Section 80(1) of the Administration of Estates Act 66 of 1965 ("the Act") provides inter alia that no natural guardian shall alienate or mortgage any immovable property belonging to his/her minor child, unless authorized thereto by the Court or by the Master.
When analyzing the above, immovable property in the Act is defined as "land and every real right in land or minerals (other than any right under a bond) which is registerable in any office in the Republic used for the registration of title to land or the right to mine.:
In the absence of a clear definition of the term "alienate" in the Act, the wider meaning must be afforded to the term and will thus include dispose of it in any way.
It is thus clear from the wording of Section 80, read in conjunction with the two definitions, that no land or real rights in land may in any way be alienated without either the authorization of the High Court or the Master.
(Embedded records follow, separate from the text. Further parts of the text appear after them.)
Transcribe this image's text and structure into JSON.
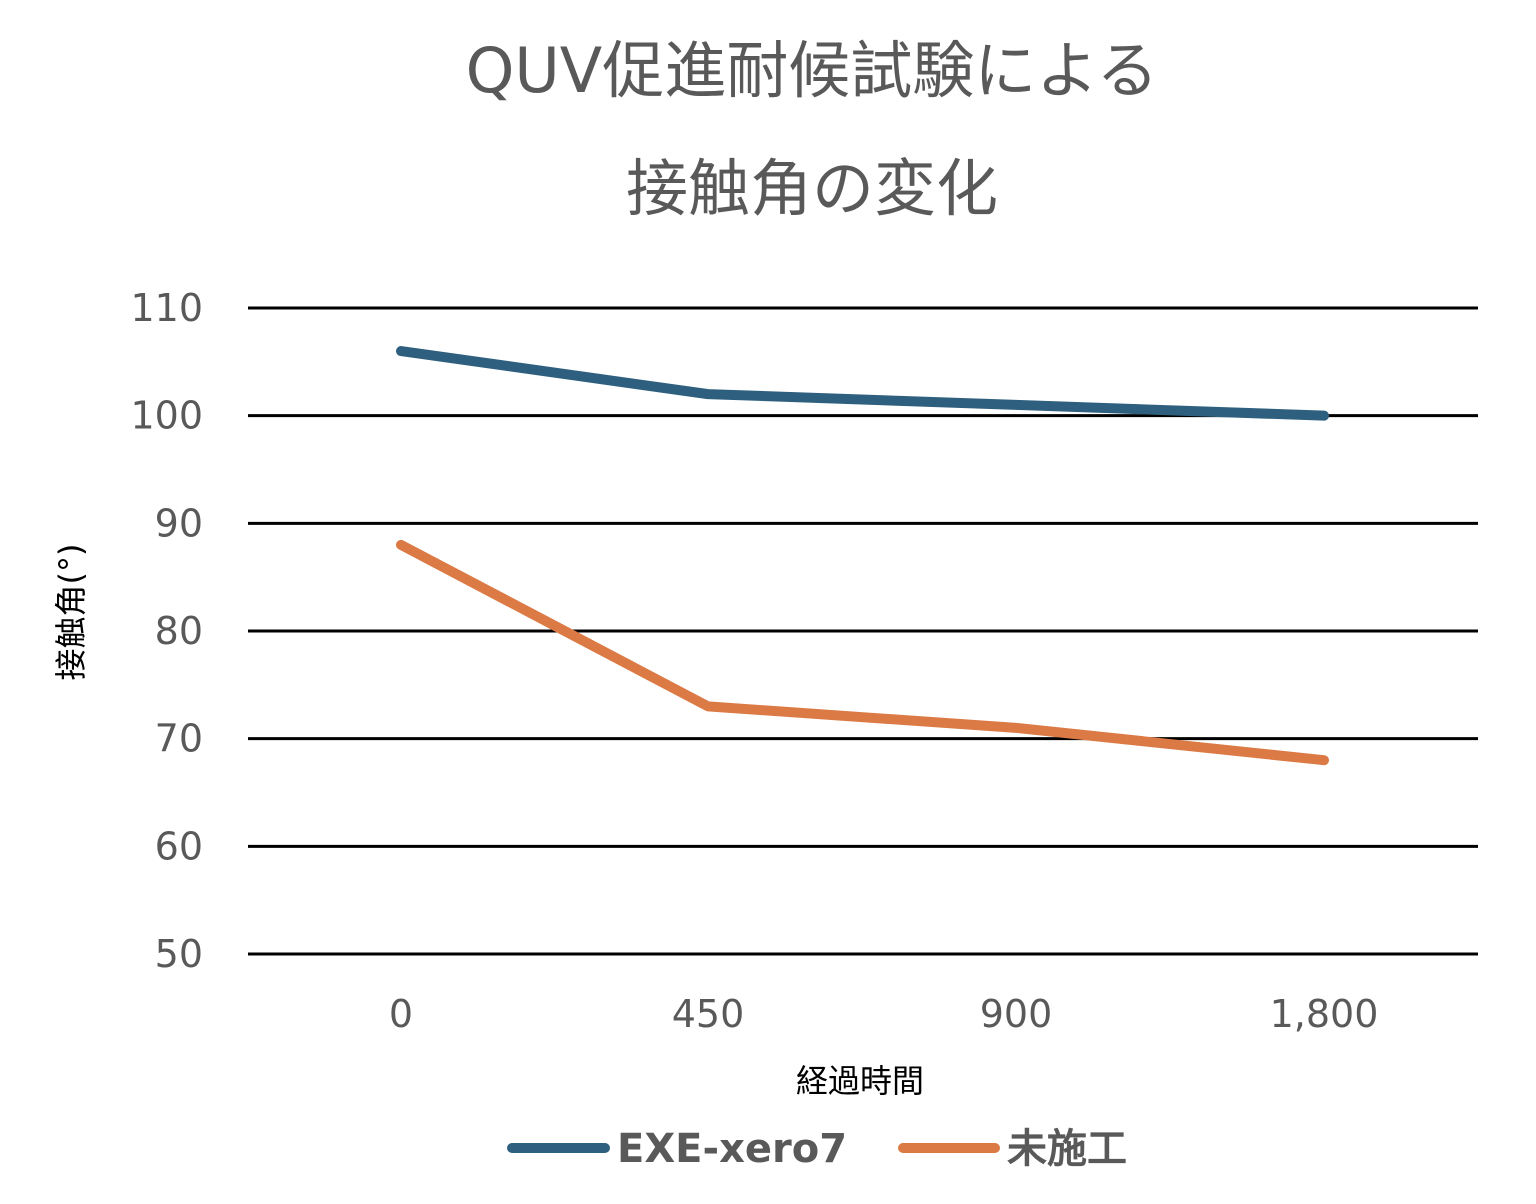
{
  "chart_data": {
    "type": "line",
    "title_lines": [
      "QUV促進耐候試験による",
      "接触角の変化"
    ],
    "xlabel": "経過時間",
    "ylabel": "接触角(°)",
    "categories": [
      "0",
      "450",
      "900",
      "1,800"
    ],
    "ylim": [
      50,
      110
    ],
    "yticks": [
      50,
      60,
      70,
      80,
      90,
      100,
      110
    ],
    "grid": true,
    "legend_position": "bottom",
    "series": [
      {
        "name": "EXE-xero7",
        "color": "#2e5f7e",
        "values": [
          106,
          102,
          101,
          100
        ]
      },
      {
        "name": "未施工",
        "color": "#dc7a45",
        "values": [
          88,
          73,
          71,
          68
        ]
      }
    ]
  }
}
Given the above the questions begging answers are whether -
- Section 80 finds application where a guardian waives preference of the ranking of a bond in favour of a further bond; and
- Section 80 finds application where a minor waives preference of a usufruct in favour of a bond.
Let us commence with the second scenario. The waiver of preference of the usufruct is tantamount to a suretyship, which falls within the ambit of "alienate" as per the aforesaid definition. Furthermore, a usufruct is regarded as a real right in land and thus the waiver of preference will not be capable of being registered without authorization from the High Court or the Master. The amount of the bond will determine whose authorization is required. Should the bond exceed R100 000, 00, the High Court must authorize the alienation, alternatively the Master must authorize it.
In the first scenario, the waiver of the ranking of the bond might prejudice the minor, but does not amount to an alienation, and neither is the bond regarded as immovable property or a real right to land as it is specifically excluded from the definition of immovable property as quoted above. The provisions of Section 80 thus do not find application. However, where a guardian waives a personal right belonging to the minor, such as a right of pre-emption, the court held that a registrar must call for the authorization of the Court, as upper guardian (see Ex parte Oberholzer and Others 1951 (1) SA 554 (A)). On the analogy of this case, it would appear as if the Court's authorization would be necessary for such a waiver.
Furthermore, in terms of the decided case of Smit NO v Die Meester 1959 (4) SA 13 (T), the provisions of Section 80 of the Act must be applied for the registration of any servitude over a minor's immovable property.
Lastly, one wonders whether the waiver of a fideicommissum belonging to a minor will fall within the ambit of Section 80 or not. In the latest cases decided in this regard, there is still no consensus. In Eksteen and Another v Pienaar and Another 1969 (1) SA 17 (O), a fideicommissum is treated and considered as a real right. However, in the case of Van der Merwe v Registrateur van Aktes NO 1975 (4) SA 636 (T), a fideicommissary rights was held to be a jus in persona (personal right) and not a jus in rem (real right). In the light of the two conflicting decisions, it is not clear whether a fideicommissum falls within the ambit of Section 80. However, albeit real or personal, the Oberholzer case above should be followed and the authorization of the High Court obtained and lodged.
The above are merely a few examples of the intricacies of applying the provisions of Section 80 and it is trusted that this article has shed a bit more light on the subject.